Jusqu'aux débuts des années 2000, le Parlement français mandait encore une commission aux fins d'enquêter sur l'engagement de l'Etat et de l'armée français en Algérie à cette période.

«La bataille d'Alger» est ainsi revenue de manière inopinée dans l'espace public français dont le bilan humain, politique et militaire est l'une des pages les plus sombres et les plus sanglantes des crimes de l'armée française en Algérie et ceux qui en ont convoqué les mannes, auraient dû, pour le moins, s'appuyer sur ce qu'en ont retenu les historiens -français, notamment, les témoignages des acteurs et ce qu'en rapportaient alors les plus courageux des titres de la presse française.
Jusqu'aux débuts des années 2000, le Parlement français mandait encore une commission aux fins d'enquêter sur l'engagement de l'Etat et de l'armée français en Algérie à cette période.

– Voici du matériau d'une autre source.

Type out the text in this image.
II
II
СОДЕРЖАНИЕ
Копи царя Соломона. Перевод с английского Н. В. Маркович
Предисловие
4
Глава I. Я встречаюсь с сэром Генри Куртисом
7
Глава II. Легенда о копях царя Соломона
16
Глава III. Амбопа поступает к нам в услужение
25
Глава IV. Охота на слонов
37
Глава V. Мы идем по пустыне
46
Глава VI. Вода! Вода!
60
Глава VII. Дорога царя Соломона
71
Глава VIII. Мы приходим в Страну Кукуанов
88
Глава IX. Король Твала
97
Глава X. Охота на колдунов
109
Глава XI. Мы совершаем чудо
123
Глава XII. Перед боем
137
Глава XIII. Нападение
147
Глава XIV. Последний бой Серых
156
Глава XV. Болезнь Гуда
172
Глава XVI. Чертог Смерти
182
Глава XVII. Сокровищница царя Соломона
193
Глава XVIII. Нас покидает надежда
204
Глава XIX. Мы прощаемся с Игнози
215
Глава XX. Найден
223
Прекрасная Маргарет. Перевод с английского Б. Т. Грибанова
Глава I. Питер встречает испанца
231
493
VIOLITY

Ceux-là auraient alors appris, pour peu qu'ils en aient aussi la capacité et le désir, que les poseurs de bombes furent d'abord français et que la politique de la terreur, qui définit bien l'objectif et l'identité terroriste, fut à une échelle exceptionnelle celle de l'armée française.

Rappel des faits
C'est un groupuscule fasciste, dirigé par un commissaire de police, qui, dans la nuit du 10 août 1956, inaugure la litanie des attentats à la bombe qui fait exploser trois bâtisses de la rue de Thèbes en plein Casbah provoquant la mort de soixante-dix personnes. Ce crime sans précédent aurait pu avoir des conséquences incalculables sans la rapide et efficace intervention des dirigeants de la Zone autonome et de son premier responsable Yacef Saâdi qui parvinrent à contenir la légitime colère des victimes et s'étaient engagés à y répondre de manière appropriée au nom du FLN. Au lancement de l'insurrection, les directives du FLN étaient de réserver les coups aux représentants du pouvoir colonial -militaires, gendarmes, policiers, mouchards- et de préserver les populations civiles.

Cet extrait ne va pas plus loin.